Les personnels de surveillance de l’administration pénitentiaire ont entamé depuis lundi un formidable mouvement unitaire devant les portes de leurs établissements. La CGT les félicite pour leur détermination et pour ce qu’ils expriment publiquement.

Nous entrons désormais dans une phase essentielle du conflit après les discussions d’hier au ministère et suite au relevé de conclusions qui en est ressorti.
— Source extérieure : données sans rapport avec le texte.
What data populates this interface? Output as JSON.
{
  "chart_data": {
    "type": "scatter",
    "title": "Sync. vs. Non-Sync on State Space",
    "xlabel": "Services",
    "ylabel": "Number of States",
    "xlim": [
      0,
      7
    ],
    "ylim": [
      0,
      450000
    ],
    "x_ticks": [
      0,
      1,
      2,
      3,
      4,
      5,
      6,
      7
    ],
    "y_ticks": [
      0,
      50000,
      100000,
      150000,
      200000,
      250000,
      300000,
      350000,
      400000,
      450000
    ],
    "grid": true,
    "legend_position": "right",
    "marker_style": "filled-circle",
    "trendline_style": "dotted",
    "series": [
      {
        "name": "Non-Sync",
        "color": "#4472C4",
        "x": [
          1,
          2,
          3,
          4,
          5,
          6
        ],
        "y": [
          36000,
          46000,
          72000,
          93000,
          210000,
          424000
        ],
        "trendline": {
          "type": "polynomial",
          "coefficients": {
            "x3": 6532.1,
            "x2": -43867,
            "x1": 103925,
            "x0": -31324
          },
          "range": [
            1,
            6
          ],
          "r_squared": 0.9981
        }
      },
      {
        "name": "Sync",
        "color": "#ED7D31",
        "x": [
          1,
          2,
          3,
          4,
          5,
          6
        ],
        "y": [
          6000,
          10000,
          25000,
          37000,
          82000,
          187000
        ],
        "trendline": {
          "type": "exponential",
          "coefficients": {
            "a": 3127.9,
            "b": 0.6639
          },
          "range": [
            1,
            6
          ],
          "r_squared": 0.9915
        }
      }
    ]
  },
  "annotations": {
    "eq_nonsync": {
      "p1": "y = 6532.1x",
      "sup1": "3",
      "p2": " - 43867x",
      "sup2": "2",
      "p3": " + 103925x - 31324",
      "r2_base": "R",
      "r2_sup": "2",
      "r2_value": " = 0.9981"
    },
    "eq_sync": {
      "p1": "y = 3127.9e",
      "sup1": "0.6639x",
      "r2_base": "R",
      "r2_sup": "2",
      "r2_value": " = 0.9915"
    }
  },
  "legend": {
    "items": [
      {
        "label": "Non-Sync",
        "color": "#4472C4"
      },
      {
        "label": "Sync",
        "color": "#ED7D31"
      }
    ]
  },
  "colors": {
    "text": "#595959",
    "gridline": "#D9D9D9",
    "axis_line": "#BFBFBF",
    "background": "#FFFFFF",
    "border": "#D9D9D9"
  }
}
La consultation, organisée par la CGT, montre clairement que les personnels rejettent le saupoudrage de la ministre, qui ne correspond pas à ce qui s’exprime devant les portes et qui n’est pas de nature à changer la donne dans l’exercice quotidien des missions des personnels.


Bien évidement, les mesures telles que les dispositions sur la PSS, le retrait des instructions DATI sur les surveillances spéciales ou le passage de 3 à 4 la nuit dans les petits établissements sont bonnes à prendre mais pas suffisantes.
Pour nos collègues, inscrits dans un cadre d’épuisement professionnel très lourd, l’emploi est incontournable, pour assurer les repos, pour répondre en partie à la surpopulation pénale, pour assurer leur sécurité et celle d’autrui, pour gérer les missions nouvelles et pour aspirer à modifier des missions qui les cantonnent au simple rang de porte-clefs, pour pouvoir réorganiser le travail dans les détentions, recréer du lien, être plus respectés et mieux responsabilisés.

Pour nos collègues, la surpopulation pénale aggrave les conditions de travail en aggravant notamment les conditions de détention ; rien dans le relevé de conclusions qui permet de changer la donne.

Pour nos collègues, le métier de surveillance est épuisant et inintéressant.
Ce gouvernement se doit de « re- légitimer » le surveillant dans ses fonctions devenues trop floues, où ordres, contre ordres et désaveux se succèdent, où la notion d’équipe pluridisciplinaire est quasi inexistante, où prédomine la gestion des « stocks », où les réformes passent sans qu’ils en soient les acteurs. Nous ne sommes plus dans la prison du début XIXème composée de « gardiens » dociles : nous sommes des agents qualifiés qui aspirent à jouer un autre rôle !

Désormais, il n’y a pas deux poids deux mesures : ou nous signons le relevé de conclusion ou nous ne le signons pas ! Pour la CGT, s’arrêter maintenant, sur les seules mesures actées dans le relevé, par crainte qu’elles soient retirées au final, serait une erreur.
Tous unis, nous sommes capables d’envisager de multiples formes d’actions, tant au niveau local, régional que national. Se résoudre aujourd’hui, c’est entériner que les collègues n’en n’ont plus sous la semelle alors qu’ils sont courageux et déterminés.

Nous nous rendrons donc à la chancellerie à 18 heures 30 avec FO et UFAP pour porter les avis formulés par les personnels en lutte et pour voir si la ministre a d’autres propositions à nous faire.